Klinik für Altersmedizin und Frührehabilitation, Marien Hospital Herne - Universitätsklinikum der Ruhr-Universität Bochum, Hölkeskampring 40, 44625, Herne, Deutschland.

出版信息

Z Gerontol Geriatr. 2018 Feb;51(2):237-245. doi: 10.1007/s00391-017-1363-7. Epub 2018 Jan 18.

Abstract

The technique of percutaneous endoscopic gastrostomy (PEG) was introduced in 1979 as a semi-invasive approach for children with the need for a gastric fistula in order to avoid an operative intervention. The suture pull-through method was rapidly established and is now omnipresent. Because scientific evidence is broadly missing, there is some uncertainty about the indications in geriatric medicine. Guidelines do not recommend the insertion of a PEG in patients with severe dementia and malnutrition.
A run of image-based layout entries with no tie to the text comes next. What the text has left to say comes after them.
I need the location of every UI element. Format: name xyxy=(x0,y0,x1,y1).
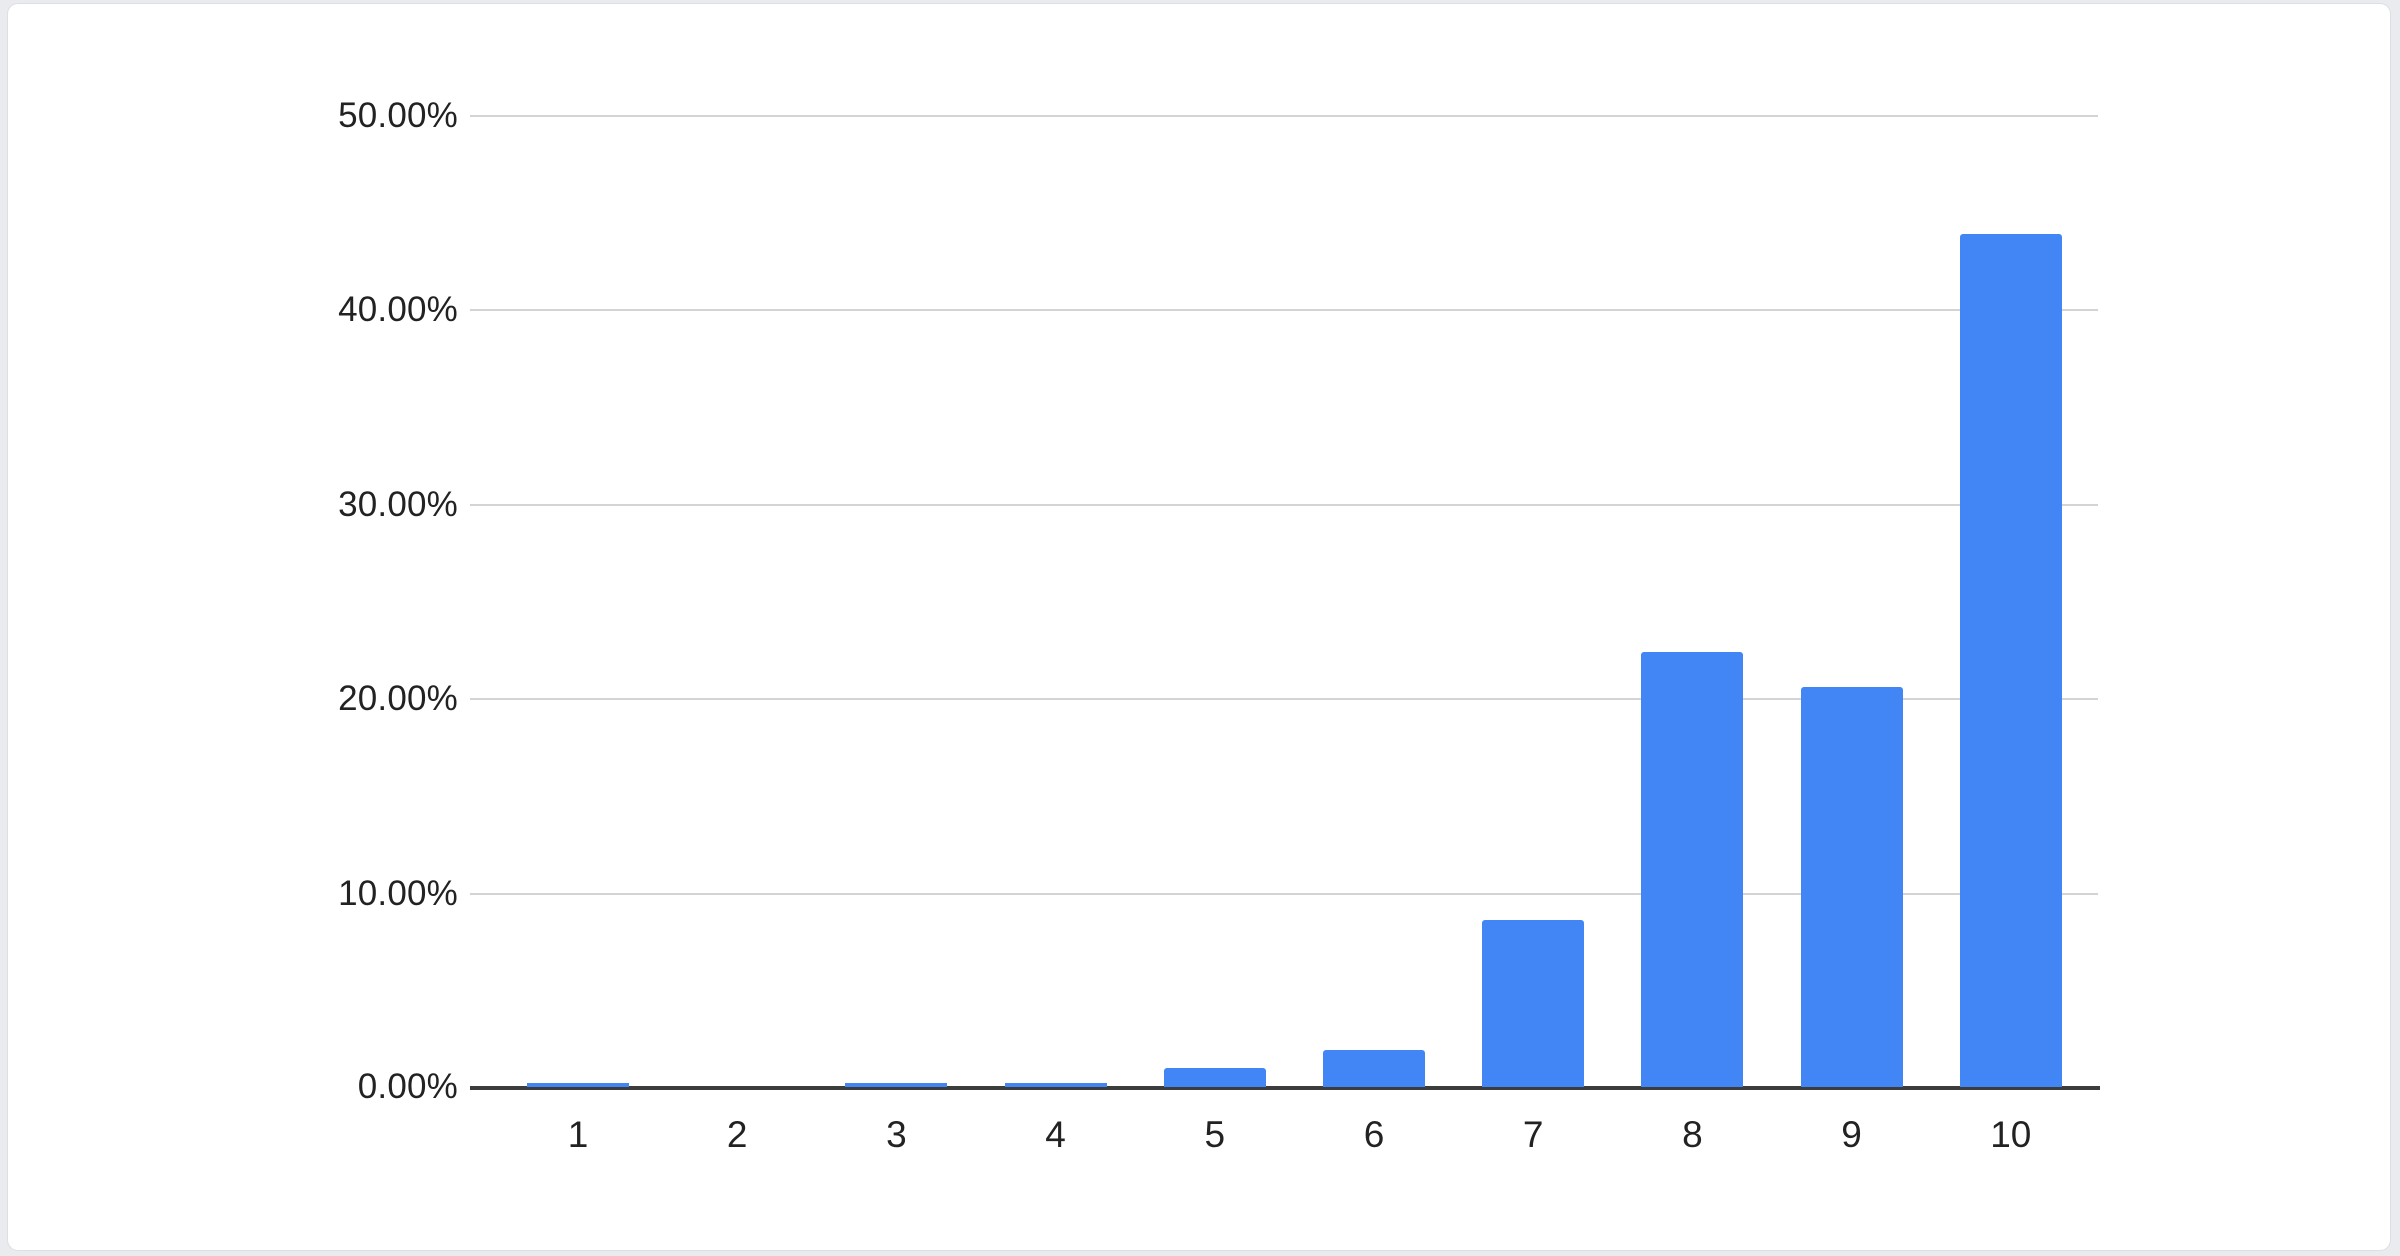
bar-8[interactable] xyxy=(1641,651,1744,1087)
bar-5[interactable] xyxy=(1163,1067,1266,1087)
x-tick-label-1: 1 xyxy=(567,1114,589,1155)
y-tick-label-30: 30.00% xyxy=(338,485,458,524)
x-tick-label-9: 9 xyxy=(1841,1114,1862,1155)
axis-baseline xyxy=(470,1086,2100,1090)
y-tick-label-10: 10.00% xyxy=(338,874,458,913)
bar-chart: 50.00% 40.00% 30.00% 20.00% 10.00% 0.00%… xyxy=(8,4,2390,1250)
bar-3[interactable] xyxy=(845,1083,948,1087)
gridline-50 xyxy=(470,115,2098,117)
bar-1[interactable] xyxy=(527,1083,629,1087)
gridline-40 xyxy=(470,309,2098,311)
y-tick-label-0: 0.00% xyxy=(357,1067,458,1106)
bar-4[interactable] xyxy=(1004,1083,1107,1087)
x-tick-label-3: 3 xyxy=(886,1114,907,1155)
bars-layer xyxy=(8,4,2390,1250)
bar-6[interactable] xyxy=(1323,1050,1425,1087)
y-tick-label-50: 50.00% xyxy=(338,96,458,135)
gridline-20 xyxy=(470,698,2098,700)
y-tick-label-40: 40.00% xyxy=(338,290,458,329)
bar-7[interactable] xyxy=(1482,919,1585,1087)
x-tick-label-4: 4 xyxy=(1045,1114,1066,1155)
bar-10[interactable] xyxy=(1959,233,2062,1087)
x-tick-label-2: 2 xyxy=(726,1114,748,1155)
bar-9[interactable] xyxy=(1800,686,1903,1087)
x-tick-label-10: 10 xyxy=(1990,1114,2032,1155)
x-tick-label-6: 6 xyxy=(1363,1114,1385,1155)
x-tick-label-8: 8 xyxy=(1682,1114,1703,1155)
x-tick-label-5: 5 xyxy=(1204,1114,1226,1155)
y-tick-label-20: 20.00% xyxy=(338,679,458,718)
chart-card: 50.00% 40.00% 30.00% 20.00% 10.00% 0.00%… xyxy=(8,4,2390,1250)
gridline-10 xyxy=(470,893,2098,895)
x-tick-label-7: 7 xyxy=(1522,1114,1544,1155)
gridline-30 xyxy=(470,504,2098,506)
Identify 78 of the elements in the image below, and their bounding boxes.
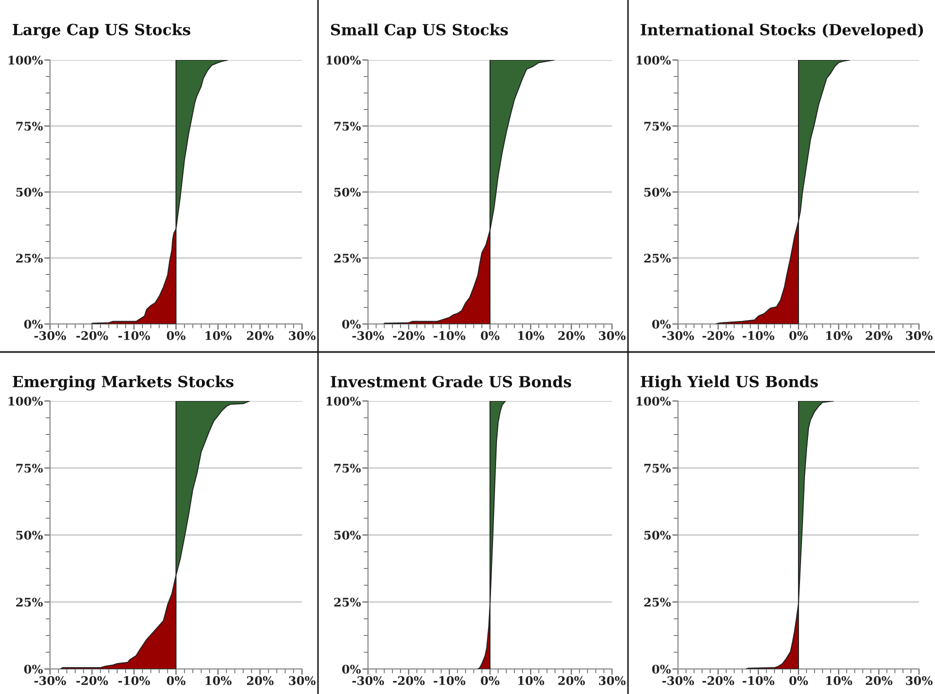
- x-tick-label: 0%: [789, 331, 808, 340]
- x-tick-label: -30%: [662, 676, 694, 686]
- x-tick-label: 10%: [518, 331, 544, 340]
- x-tick-label: 20%: [866, 676, 892, 686]
- x-tick-label: -10%: [434, 331, 466, 340]
- chart-title: Emerging Markets Stocks: [12, 376, 234, 390]
- x-tick-label: 30%: [906, 676, 933, 686]
- x-tick-label: 20%: [866, 331, 892, 340]
- x-tick-label: 0%: [480, 676, 500, 686]
- x-tick-label: 0%: [166, 676, 186, 686]
- x-tick-label: -10%: [742, 331, 774, 340]
- x-tick-label: 10%: [518, 676, 544, 686]
- y-tick-label: 0%: [24, 320, 43, 329]
- y-tick-label: 25%: [644, 254, 671, 263]
- x-tick-label: 20%: [558, 331, 585, 340]
- x-tick-label: -10%: [742, 676, 774, 686]
- y-tick-label: 25%: [644, 598, 671, 607]
- y-tick-label: 0%: [652, 320, 671, 329]
- x-tick-label: 0%: [789, 676, 808, 686]
- y-tick-label: 100%: [636, 396, 671, 406]
- x-tick-label: -20%: [76, 331, 108, 340]
- x-tick-label: 20%: [558, 676, 585, 686]
- chart-title: High Yield US Bonds: [640, 376, 818, 390]
- x-tick-label: 30%: [906, 331, 933, 340]
- y-tick-label: 0%: [652, 664, 671, 674]
- y-tick-label: 0%: [342, 664, 361, 674]
- x-tick-label: 10%: [206, 676, 232, 686]
- x-tick-label: -20%: [702, 676, 734, 686]
- x-tick-label: 20%: [246, 676, 274, 686]
- y-tick-label: 50%: [334, 188, 361, 197]
- x-tick-label: -10%: [118, 331, 150, 340]
- y-tick-label: 75%: [16, 464, 43, 473]
- y-tick-label: 0%: [24, 664, 43, 674]
- y-tick-label: 75%: [644, 464, 671, 473]
- x-tick-label: -30%: [352, 331, 384, 340]
- chart-title: Investment Grade US Bonds: [330, 376, 572, 388]
- x-tick-label: -20%: [76, 676, 108, 686]
- x-tick-label: -30%: [352, 676, 384, 686]
- x-tick-label: -20%: [393, 676, 425, 686]
- y-tick-label: 0%: [342, 320, 361, 329]
- x-tick-label: 10%: [826, 676, 852, 686]
- y-tick-label: 100%: [8, 56, 43, 65]
- y-tick-label: 75%: [334, 464, 361, 473]
- y-tick-label: 100%: [326, 396, 361, 406]
- x-tick-label: -20%: [702, 331, 734, 340]
- y-tick-label: 50%: [644, 530, 671, 540]
- y-tick-label: 75%: [334, 122, 361, 131]
- y-tick-label: 100%: [8, 396, 43, 406]
- x-tick-label: -30%: [662, 331, 694, 340]
- x-tick-label: -10%: [434, 676, 466, 686]
- x-tick-label: 30%: [599, 676, 626, 686]
- x-tick-label: 30%: [289, 331, 316, 340]
- chart-title: Small Cap US Stocks: [331, 24, 508, 38]
- y-tick-label: 50%: [644, 188, 671, 197]
- x-tick-label: 10%: [206, 331, 232, 340]
- y-tick-label: 100%: [636, 56, 671, 65]
- y-tick-label: 100%: [326, 56, 361, 65]
- x-tick-label: 30%: [289, 676, 316, 686]
- x-tick-label: 20%: [246, 331, 274, 340]
- x-tick-label: 0%: [166, 331, 186, 340]
- y-tick-label: 50%: [334, 530, 361, 540]
- x-tick-label: -30%: [34, 676, 66, 686]
- x-tick-label: 0%: [480, 331, 500, 340]
- y-tick-label: 50%: [16, 188, 43, 197]
- x-tick-label: -10%: [118, 676, 150, 686]
- y-tick-label: 75%: [16, 122, 43, 131]
- y-tick-label: 75%: [644, 122, 671, 131]
- chart-title: Large Cap US Stocks: [12, 24, 190, 38]
- y-tick-label: 50%: [16, 530, 43, 540]
- y-tick-label: 25%: [16, 598, 43, 607]
- y-tick-label: 25%: [334, 598, 361, 607]
- x-tick-label: -30%: [34, 331, 66, 340]
- x-tick-label: -20%: [393, 331, 425, 340]
- y-tick-label: 25%: [16, 254, 43, 263]
- chart-title: International Stocks (Developed): [640, 24, 924, 38]
- x-tick-label: 30%: [599, 331, 626, 340]
- y-tick-label: 25%: [334, 254, 361, 263]
- x-tick-label: 10%: [826, 331, 852, 340]
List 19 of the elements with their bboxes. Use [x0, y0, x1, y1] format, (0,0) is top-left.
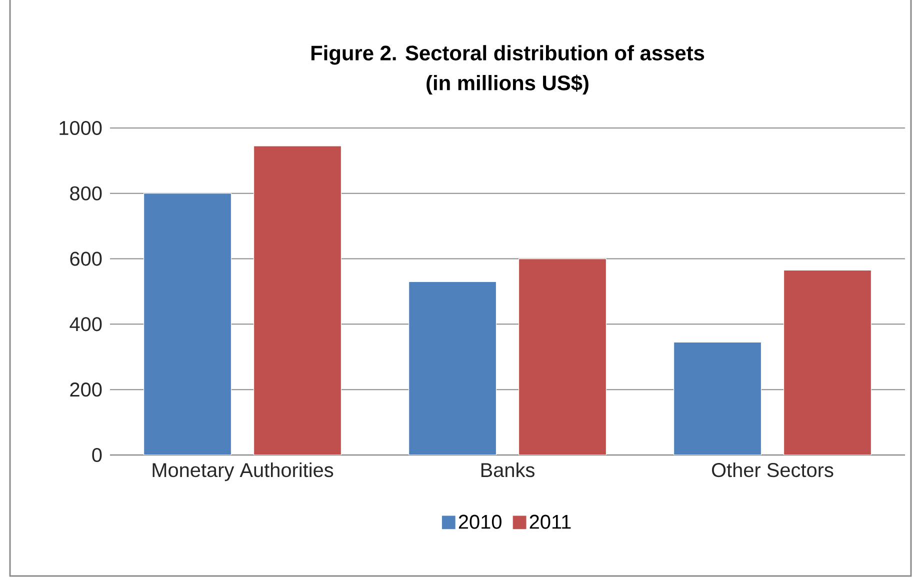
- chart-title: Figure 2. Sectoral distribution of assets: [311, 45, 704, 65]
- y-tick-label: 600: [70, 252, 102, 266]
- legend-label: 2010: [458, 514, 502, 529]
- bar: [143, 193, 232, 455]
- y-tick-label: 200: [70, 382, 102, 397]
- bar: [673, 342, 762, 455]
- y-tick-label: 1000: [60, 120, 102, 136]
- y-tick-label: 400: [70, 317, 102, 332]
- bar: [783, 270, 872, 455]
- y-tick-label: 800: [70, 186, 102, 200]
- legend-label: 2011: [530, 514, 571, 529]
- x-tick-label: Monetary Authorities: [152, 462, 334, 482]
- bar: [253, 146, 342, 455]
- bar: [408, 281, 497, 455]
- x-tick-label: Other Sectors: [712, 462, 834, 478]
- bar: [518, 258, 607, 455]
- y-tick-label: 0: [92, 448, 102, 462]
- x-tick-label: Banks: [481, 462, 534, 478]
- chart-subtitle: (in millions US$): [426, 74, 588, 94]
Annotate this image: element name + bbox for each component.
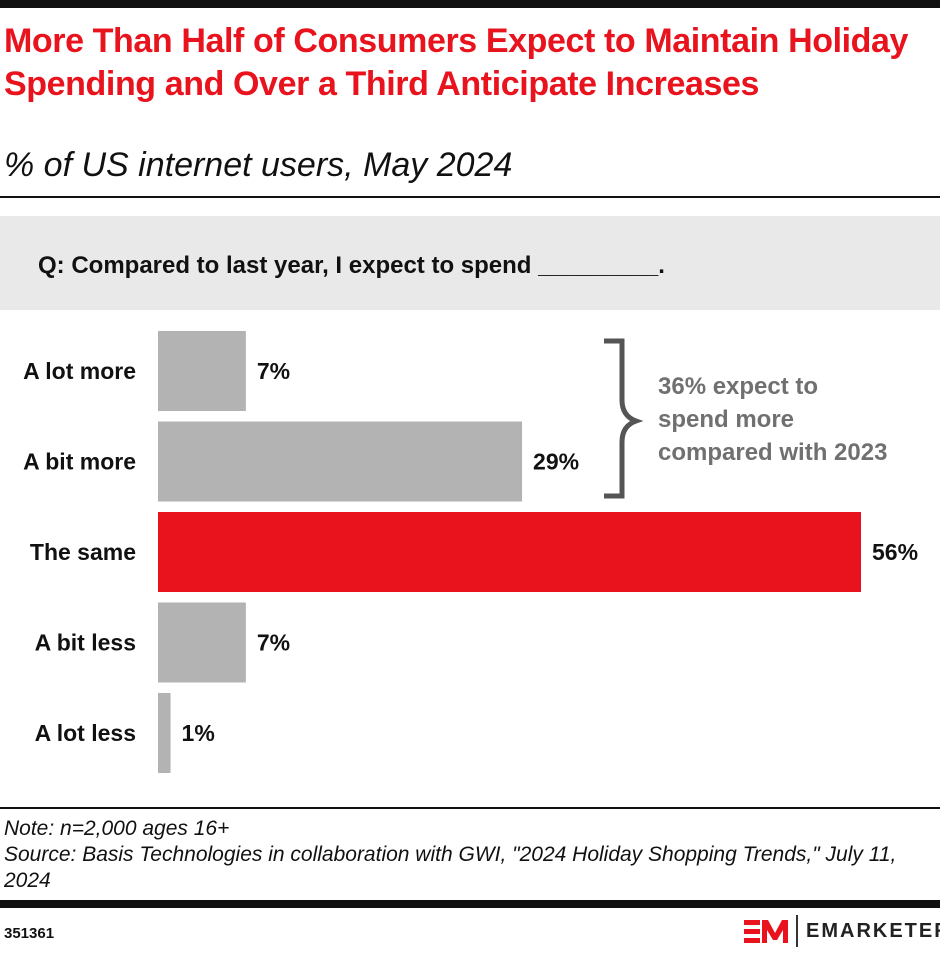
data-label: 29% xyxy=(533,449,579,475)
bar-chart: A lot more 7% A bit more 29% The same 56% A bi… xyxy=(23,331,918,773)
annotation-text: compared with 2023 xyxy=(658,439,887,466)
top-bar xyxy=(0,0,940,8)
category-label: A bit less xyxy=(35,630,136,656)
chart-id: 351361 xyxy=(4,925,55,942)
note-text: Note: n=2,000 ages 16+ xyxy=(4,817,230,840)
bottom-bar xyxy=(0,900,940,908)
emarketer-logo: EMARKETER xyxy=(744,915,940,947)
category-label: A lot more xyxy=(23,358,136,384)
logo-wordmark: EMARKETER xyxy=(806,919,940,942)
bar-a-lot-less xyxy=(158,693,171,773)
bar-a-lot-more xyxy=(158,331,246,411)
annotation-text: spend more xyxy=(658,406,794,433)
footnote: Note: n=2,000 ages 16+ Source: Basis Tec… xyxy=(4,816,904,894)
data-label: 56% xyxy=(872,539,918,565)
annotation-text: 36% expect to xyxy=(658,373,818,400)
divider xyxy=(0,196,940,198)
question-text: Q: Compared to last year, I expect to sp… xyxy=(38,252,665,279)
bar-a-bit-more xyxy=(158,421,523,502)
data-label: 7% xyxy=(257,358,290,384)
chart-title: More Than Half of Consumers Expect to Ma… xyxy=(4,22,909,103)
data-label: 7% xyxy=(257,630,290,656)
bar-the-same xyxy=(158,512,861,592)
bar-a-bit-less xyxy=(158,602,246,683)
divider xyxy=(0,807,940,809)
category-label: A lot less xyxy=(35,720,136,746)
chart-subtitle: % of US internet users, May 2024 xyxy=(4,146,513,184)
brace-icon xyxy=(604,338,644,499)
em-logo-icon xyxy=(744,920,788,943)
category-label: The same xyxy=(30,539,136,565)
category-label: A bit more xyxy=(23,449,136,475)
data-label: 1% xyxy=(182,720,215,746)
question-box xyxy=(0,216,940,310)
source-text: Source: Basis Technologies in collaborat… xyxy=(4,843,897,892)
Tube feeding is mainly recommended as a temporary method for patients who cannot take oral nutrition for more than 3 days or for whom the energy intake for more than 10 days presumably covers less than 50% of their needs, assuming that the overall prognosis is reasonable. Insertion of a PEG is only recommended if artificial nutrition is expected to be necessary for more than 3-4 weeks or if a nasogastric tube is not tolerated.

摘要

经皮内镜下胃造口术(PEG)技术于1979年被引入,作为一种半侵入性方法,用于有胃造瘘需求的儿童,以避免手术干预。缝线牵拉法迅速确立,如今已广泛应用。由于普遍缺乏科学证据,老年医学中的适应证存在一些不确定性。指南不建议在患有严重痴呆和营养不良的患者中插入PEG。对于无法经口摄入营养超过3天或预计超过10天能量摄入不足需求50%的患者,假设总体预后合理,管饲主要作为一种临时方法推荐。仅在预计需要人工营养超过3 - 4周或鼻胃管不耐受时才建议插入PEG。